Он не позволял себе лаять без веской причины даже на наглых помоечных котов и местных уличных дворняг-пустобрехов. Последних он доводил до исступления своими аристократичными манерами и презрительным игнорированием их присутствия. Но подходить близко к нему они боялись. В этом же случае присутствие кошечки на пляже, у воды, видимо, не вязалось с его моральными принципами.
Ну, и, наверное, поедание Мусей вкусной пахучей котлетки было последней каплей – пес был просто голоден. Звук, который он издал, был довольно красноречив.

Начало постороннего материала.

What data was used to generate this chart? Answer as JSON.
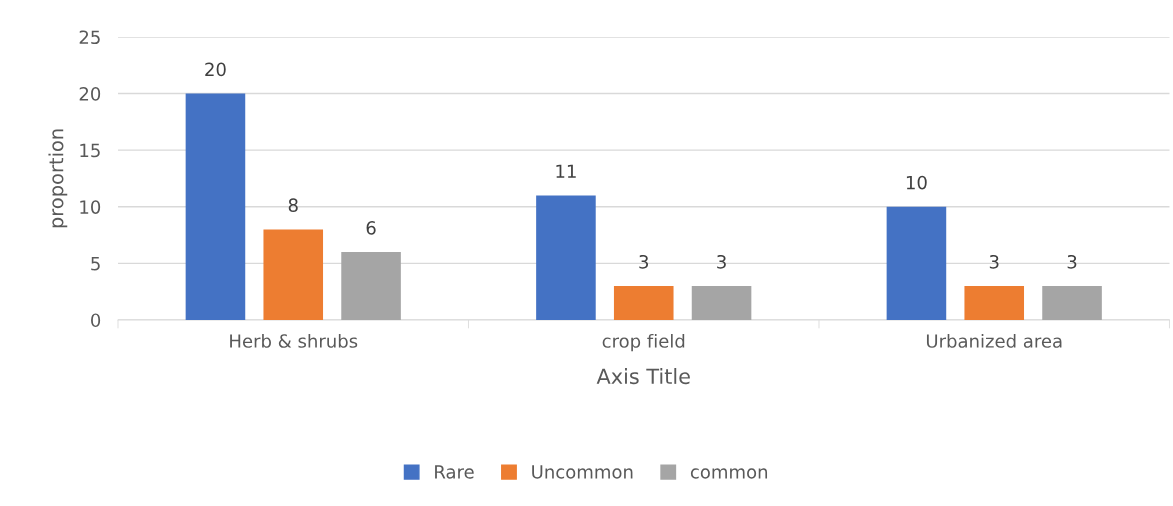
{
  "chart_data": {
    "type": "bar",
    "xlabel": "Axis Title",
    "ylabel": "proportion",
    "categories": [
      "Herb & shrubs",
      "crop field",
      "Urbanized area"
    ],
    "series": [
      {
        "name": "Rare",
        "color": "#4472c4",
        "values": [
          20,
          11,
          10
        ]
      },
      {
        "name": "Uncommon",
        "color": "#ed7d31",
        "values": [
          8,
          3,
          3
        ]
      },
      {
        "name": "common",
        "color": "#a5a5a5",
        "values": [
          6,
          3,
          3
        ]
      }
    ],
    "ylim": [
      0,
      25
    ],
    "yticks": [
      0,
      5,
      10,
      15,
      20,
      25
    ],
    "grid": "y",
    "legend": "bottom",
    "data_labels": true
  }
}
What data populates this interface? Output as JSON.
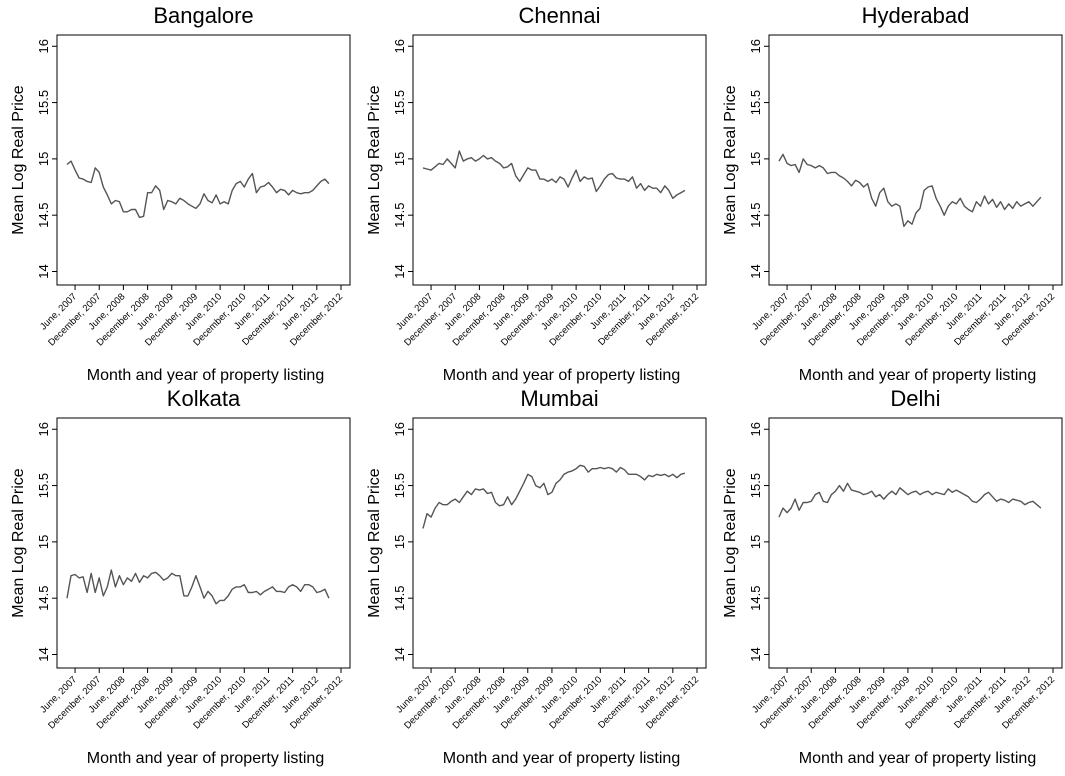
{
  "chart_data": [
    {
      "type": "line",
      "title": "Bangalore",
      "x_label": "Month and year of property listing",
      "y_label": "Mean Log Real Price",
      "categories": [
        null,
        null,
        "June, 2007",
        null,
        null,
        null,
        null,
        null,
        "December, 2007",
        null,
        null,
        null,
        null,
        null,
        "June, 2008",
        null,
        null,
        null,
        null,
        null,
        "December, 2008",
        null,
        null,
        null,
        null,
        null,
        "June, 2009",
        null,
        null,
        null,
        null,
        null,
        "December, 2009",
        null,
        null,
        null,
        null,
        null,
        "June, 2010",
        null,
        null,
        null,
        null,
        null,
        "December, 2010",
        null,
        null,
        null,
        null,
        null,
        "June, 2011",
        null,
        null,
        null,
        null,
        null,
        "December, 2011",
        null,
        null,
        null,
        null,
        null,
        "June, 2012",
        null,
        null,
        null,
        null,
        null,
        "December, 2012"
      ],
      "values": [
        14.95,
        14.98,
        14.9,
        14.83,
        14.82,
        14.8,
        14.79,
        14.92,
        14.88,
        14.75,
        14.68,
        14.6,
        14.63,
        14.62,
        14.53,
        14.53,
        14.55,
        14.55,
        14.48,
        14.49,
        14.7,
        14.7,
        14.76,
        14.72,
        14.55,
        14.63,
        14.62,
        14.6,
        14.65,
        14.63,
        14.6,
        14.58,
        14.56,
        14.6,
        14.69,
        14.63,
        14.61,
        14.68,
        14.6,
        14.62,
        14.6,
        14.72,
        14.78,
        14.8,
        14.75,
        14.82,
        14.87,
        14.7,
        14.75,
        14.76,
        14.79,
        14.75,
        14.7,
        14.73,
        14.72,
        14.68,
        14.72,
        14.7,
        14.69,
        14.7,
        14.7,
        14.72,
        14.76,
        14.8,
        14.82,
        14.78,
        null,
        null,
        null
      ],
      "color": "#555555",
      "ylim": [
        13.88,
        16.1
      ],
      "yticks": [
        14,
        14.5,
        15,
        15.5,
        16
      ]
    },
    {
      "type": "line",
      "title": "Chennai",
      "x_label": "Month and year of property listing",
      "y_label": "Mean Log Real Price",
      "categories": [
        null,
        null,
        "June, 2007",
        null,
        null,
        null,
        null,
        null,
        "December, 2007",
        null,
        null,
        null,
        null,
        null,
        "June, 2008",
        null,
        null,
        null,
        null,
        null,
        "December, 2008",
        null,
        null,
        null,
        null,
        null,
        "June, 2009",
        null,
        null,
        null,
        null,
        null,
        "December, 2009",
        null,
        null,
        null,
        null,
        null,
        "June, 2010",
        null,
        null,
        null,
        null,
        null,
        "December, 2010",
        null,
        null,
        null,
        null,
        null,
        "June, 2011",
        null,
        null,
        null,
        null,
        null,
        "December, 2011",
        null,
        null,
        null,
        null,
        null,
        "June, 2012",
        null,
        null,
        null,
        null,
        null,
        "December, 2012"
      ],
      "values": [
        14.92,
        14.91,
        14.9,
        14.93,
        14.96,
        14.95,
        15.0,
        14.96,
        14.92,
        15.07,
        14.98,
        15.0,
        15.01,
        14.98,
        15.0,
        15.03,
        15.0,
        15.01,
        14.98,
        14.96,
        14.92,
        14.93,
        14.96,
        14.85,
        14.8,
        14.86,
        14.92,
        14.9,
        14.9,
        14.82,
        14.82,
        14.8,
        14.82,
        14.79,
        14.84,
        14.82,
        14.75,
        14.83,
        14.9,
        14.8,
        14.84,
        14.82,
        14.83,
        14.71,
        14.76,
        14.82,
        14.86,
        14.87,
        14.83,
        14.82,
        14.82,
        14.8,
        14.84,
        14.74,
        14.78,
        14.72,
        14.76,
        14.74,
        14.74,
        14.7,
        14.76,
        14.72,
        14.65,
        14.68,
        14.7,
        14.72,
        null,
        null,
        null
      ],
      "color": "#555555",
      "ylim": [
        13.88,
        16.1
      ],
      "yticks": [
        14,
        14.5,
        15,
        15.5,
        16
      ]
    },
    {
      "type": "line",
      "title": "Hyderabad",
      "x_label": "Month and year of property listing",
      "y_label": "Mean Log Real Price",
      "categories": [
        null,
        null,
        "June, 2007",
        null,
        null,
        null,
        null,
        null,
        "December, 2007",
        null,
        null,
        null,
        null,
        null,
        "June, 2008",
        null,
        null,
        null,
        null,
        null,
        "December, 2008",
        null,
        null,
        null,
        null,
        null,
        "June, 2009",
        null,
        null,
        null,
        null,
        null,
        "December, 2009",
        null,
        null,
        null,
        null,
        null,
        "June, 2010",
        null,
        null,
        null,
        null,
        null,
        "December, 2010",
        null,
        null,
        null,
        null,
        null,
        "June, 2011",
        null,
        null,
        null,
        null,
        null,
        "December, 2011",
        null,
        null,
        null,
        null,
        null,
        "June, 2012",
        null,
        null,
        null,
        null,
        null,
        "December, 2012"
      ],
      "values": [
        14.98,
        15.04,
        14.96,
        14.94,
        14.95,
        14.88,
        15.0,
        14.95,
        14.94,
        14.92,
        14.94,
        14.92,
        14.87,
        14.88,
        14.88,
        14.85,
        14.83,
        14.8,
        14.76,
        14.81,
        14.79,
        14.75,
        14.78,
        14.65,
        14.58,
        14.7,
        14.74,
        14.62,
        14.58,
        14.6,
        14.58,
        14.4,
        14.45,
        14.42,
        14.52,
        14.56,
        14.72,
        14.75,
        14.76,
        14.65,
        14.58,
        14.5,
        14.58,
        14.62,
        14.6,
        14.65,
        14.58,
        14.55,
        14.53,
        14.62,
        14.58,
        14.67,
        14.6,
        14.64,
        14.57,
        14.62,
        14.55,
        14.6,
        14.56,
        14.62,
        14.58,
        14.6,
        14.62,
        14.58,
        14.62,
        14.66,
        null,
        null,
        null
      ],
      "color": "#555555",
      "ylim": [
        13.88,
        16.1
      ],
      "yticks": [
        14,
        14.5,
        15,
        15.5,
        16
      ]
    },
    {
      "type": "line",
      "title": "Kolkata",
      "x_label": "Month and year of property listing",
      "y_label": "Mean Log Real Price",
      "categories": [
        null,
        null,
        "June, 2007",
        null,
        null,
        null,
        null,
        null,
        "December, 2007",
        null,
        null,
        null,
        null,
        null,
        "June, 2008",
        null,
        null,
        null,
        null,
        null,
        "December, 2008",
        null,
        null,
        null,
        null,
        null,
        "June, 2009",
        null,
        null,
        null,
        null,
        null,
        "December, 2009",
        null,
        null,
        null,
        null,
        null,
        "June, 2010",
        null,
        null,
        null,
        null,
        null,
        "December, 2010",
        null,
        null,
        null,
        null,
        null,
        "June, 2011",
        null,
        null,
        null,
        null,
        null,
        "December, 2011",
        null,
        null,
        null,
        null,
        null,
        "June, 2012",
        null,
        null,
        null,
        null,
        null,
        "December, 2012"
      ],
      "values": [
        14.5,
        14.7,
        14.71,
        14.68,
        14.69,
        14.55,
        14.72,
        14.55,
        14.68,
        14.52,
        14.6,
        14.75,
        14.6,
        14.7,
        14.62,
        14.68,
        14.65,
        14.72,
        14.64,
        14.7,
        14.68,
        14.72,
        14.73,
        14.7,
        14.66,
        14.68,
        14.72,
        14.7,
        14.7,
        14.52,
        14.52,
        14.6,
        14.7,
        14.6,
        14.5,
        14.56,
        14.52,
        14.45,
        14.48,
        14.48,
        14.52,
        14.58,
        14.6,
        14.6,
        14.62,
        14.55,
        14.55,
        14.56,
        14.53,
        14.56,
        14.58,
        14.6,
        14.56,
        14.56,
        14.55,
        14.6,
        14.62,
        14.6,
        14.56,
        14.62,
        14.62,
        14.6,
        14.55,
        14.56,
        14.58,
        14.5,
        null,
        null,
        null
      ],
      "color": "#555555",
      "ylim": [
        13.88,
        16.1
      ],
      "yticks": [
        14,
        14.5,
        15,
        15.5,
        16
      ]
    },
    {
      "type": "line",
      "title": "Mumbai",
      "x_label": "Month and year of property listing",
      "y_label": "Mean Log Real Price",
      "categories": [
        null,
        null,
        "June, 2007",
        null,
        null,
        null,
        null,
        null,
        "December, 2007",
        null,
        null,
        null,
        null,
        null,
        "June, 2008",
        null,
        null,
        null,
        null,
        null,
        "December, 2008",
        null,
        null,
        null,
        null,
        null,
        "June, 2009",
        null,
        null,
        null,
        null,
        null,
        "December, 2009",
        null,
        null,
        null,
        null,
        null,
        "June, 2010",
        null,
        null,
        null,
        null,
        null,
        "December, 2010",
        null,
        null,
        null,
        null,
        null,
        "June, 2011",
        null,
        null,
        null,
        null,
        null,
        "December, 2011",
        null,
        null,
        null,
        null,
        null,
        "June, 2012",
        null,
        null,
        null,
        null,
        null,
        "December, 2012"
      ],
      "values": [
        15.12,
        15.25,
        15.22,
        15.3,
        15.35,
        15.33,
        15.33,
        15.36,
        15.38,
        15.35,
        15.4,
        15.45,
        15.42,
        15.47,
        15.46,
        15.47,
        15.43,
        15.44,
        15.35,
        15.32,
        15.33,
        15.4,
        15.33,
        15.38,
        15.45,
        15.52,
        15.6,
        15.58,
        15.5,
        15.48,
        15.52,
        15.42,
        15.44,
        15.52,
        15.55,
        15.6,
        15.62,
        15.63,
        15.65,
        15.68,
        15.67,
        15.62,
        15.65,
        15.65,
        15.66,
        15.65,
        15.66,
        15.65,
        15.62,
        15.66,
        15.64,
        15.6,
        15.6,
        15.6,
        15.58,
        15.55,
        15.59,
        15.58,
        15.6,
        15.59,
        15.6,
        15.58,
        15.6,
        15.57,
        15.6,
        15.61,
        null,
        null,
        null
      ],
      "color": "#555555",
      "ylim": [
        13.88,
        16.1
      ],
      "yticks": [
        14,
        14.5,
        15,
        15.5,
        16
      ]
    },
    {
      "type": "line",
      "title": "Delhi",
      "x_label": "Month and year of property listing",
      "y_label": "Mean Log Real Price",
      "categories": [
        null,
        null,
        "June, 2007",
        null,
        null,
        null,
        null,
        null,
        "December, 2007",
        null,
        null,
        null,
        null,
        null,
        "June, 2008",
        null,
        null,
        null,
        null,
        null,
        "December, 2008",
        null,
        null,
        null,
        null,
        null,
        "June, 2009",
        null,
        null,
        null,
        null,
        null,
        "December, 2009",
        null,
        null,
        null,
        null,
        null,
        "June, 2010",
        null,
        null,
        null,
        null,
        null,
        "December, 2010",
        null,
        null,
        null,
        null,
        null,
        "June, 2011",
        null,
        null,
        null,
        null,
        null,
        "December, 2011",
        null,
        null,
        null,
        null,
        null,
        "June, 2012",
        null,
        null,
        null,
        null,
        null,
        "December, 2012"
      ],
      "values": [
        15.22,
        15.3,
        15.26,
        15.3,
        15.38,
        15.28,
        15.35,
        15.35,
        15.36,
        15.42,
        15.44,
        15.36,
        15.35,
        15.42,
        15.45,
        15.5,
        15.45,
        15.52,
        15.46,
        15.45,
        15.44,
        15.42,
        15.43,
        15.45,
        15.4,
        15.42,
        15.38,
        15.42,
        15.45,
        15.42,
        15.48,
        15.45,
        15.42,
        15.44,
        15.45,
        15.42,
        15.44,
        15.45,
        15.42,
        15.44,
        15.43,
        15.42,
        15.47,
        15.44,
        15.46,
        15.44,
        15.42,
        15.4,
        15.36,
        15.35,
        15.38,
        15.42,
        15.44,
        15.4,
        15.36,
        15.38,
        15.37,
        15.35,
        15.38,
        15.37,
        15.36,
        15.33,
        15.35,
        15.36,
        15.33,
        15.3,
        null,
        null,
        null
      ],
      "color": "#555555",
      "ylim": [
        13.88,
        16.1
      ],
      "yticks": [
        14,
        14.5,
        15,
        15.5,
        16
      ]
    }
  ]
}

Муся пискнула и спряталась. Скучающие на жаре многочисленные посетители пляжа начали оживленно махать руками и обсуждать произошедшее. Откуда-то появился Ашот – владелец забегаловки. Он громко и недовольно буркнул в сторону собаки что-то похожее на матерные слова. Лохматый пес не спеша повернул голову в его сторону, внимательно посмотрел тому в лицо, потом вежливо наклонил морду набок, как бы извиняясь за свою несдержанность и в то же время предлагая все забыть и установить нормальные отношения.
Но, видимо, поняв по выражению лица Ашота, что это не тот случай, и перед ним не тот человек, пес, также не спеша, немного тяжеловато встал, махнул крендельным хвостом, спрыгнул с парапета на набережную и исчез из нашего поля зрения. Второй раз мы увидели его через день. У него уже было имя – Брюнет. Наречен он был по своему экстерьеру, сразу же после своего первого появления, коллективным разумом дам в ходе обсуждений и дебатов.
При помощи Ашота немного прояснилась и его биография. «Пес приблудный. – Сказал он. – Кто-то бросил. Вазген говорит, что породистый. Слоняется уже неделю. Кормить не буду – больно здоров. У меня и так уже три шавки и два кота на прокорме – охранять не охраняют, а шашлык воруют и кушают. Хватит! Всех корейцам сдам!» В этот, второй раз Брюнет явился из моря. Вначале была черная морда, зигзагом рассекавшая акваторию лягушатника от буйков к берегу.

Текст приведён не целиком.